HLA-B*15 allele SNPs predict the serologically defined HLA-B15 split antigens

B. Duygu, B.M. Matern, C.M.H. Meertens, C.E.M. Voorter, M.G.J. Tilanus

Friday 16 march 2018

10:15 - 10:20h at Willem Burger Foyer

Categories: Basic, Session (poster)

Parallel session: Poster session 8: Basic translational research

Human leukocyte antigens (HLA) allow the immune system to discriminate self from non-self. Identification of HLA types of patients and donors is important for successful transplantation since HLA mismatches can trigger immune responses and antibody production. For a long time, HLA typing has been performed by serological typing methods, which measure cell reactivity against HLA antigens using a panel of sera containing well-characterized anti-HLA antibodies. This method enabled identification of the different serological HLA antigens including HLA-B15, which is a broad antigen group for B62, B63, B70 (B71 and B72), B75, B76, B77 split antigens (B15 subtypes).

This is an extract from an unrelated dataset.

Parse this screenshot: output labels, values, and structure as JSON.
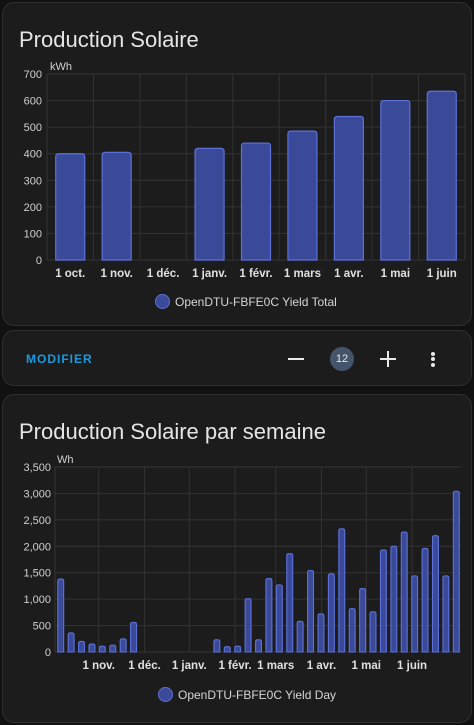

However, the scarcity of sera with specific anti-HLA antibodies makes the method inefficient to discriminate a high variety of HLA antigens. The advancements in DNA based technologies has led to a switch from serologic typing to high resolution DNA typing methods, but these DNA sequencing techniques assign all B15 antigens to the HLA-B*15 allele group. However, the presence of antibodies in the patient against split B15 antigens urges the identification of HLA-B*15 allele subtypes of the donor since the presence of Donor Specific Antibodies is an important contra-indication for kidney transplantation. Hence, we aimed to identify specific nucleotide motifs for each B15 subtype based on single nucleotide polymorphisms (SNP). We aligned the available full-length DNA sequences of B*15 alleles with assigned serological subtypes as defined in the HLA dictionary. This alignment leads to the identification of specific nucleotide motifs of each B15 split antigens at 10 different regions in exons 2 and 3 of B*15 alleles. A dataset of 107 B*15 alleles was used to verify that the nucleotide patterns were able to predict correct subtypes according to the expert assignment (HLA dictionary) and 97 were concordant. Moreover, the serological subtypes of two new B*15 alleles are identified and confirmed by serological typing. Next, we predicted for 110 B*15 alleles the serologic equivalents out of 128 B*15 alleles with unknown serological specificities (IPD-IMGT/HLA), only 18 alleles revealed inconclusive nucleotide patterns at the identified positions. Thus, this fast and reliable method enables prediction of B15 serological equivalents, of importance in case Donor Specific Antibodies are present, to prevent kidney transplant rejection.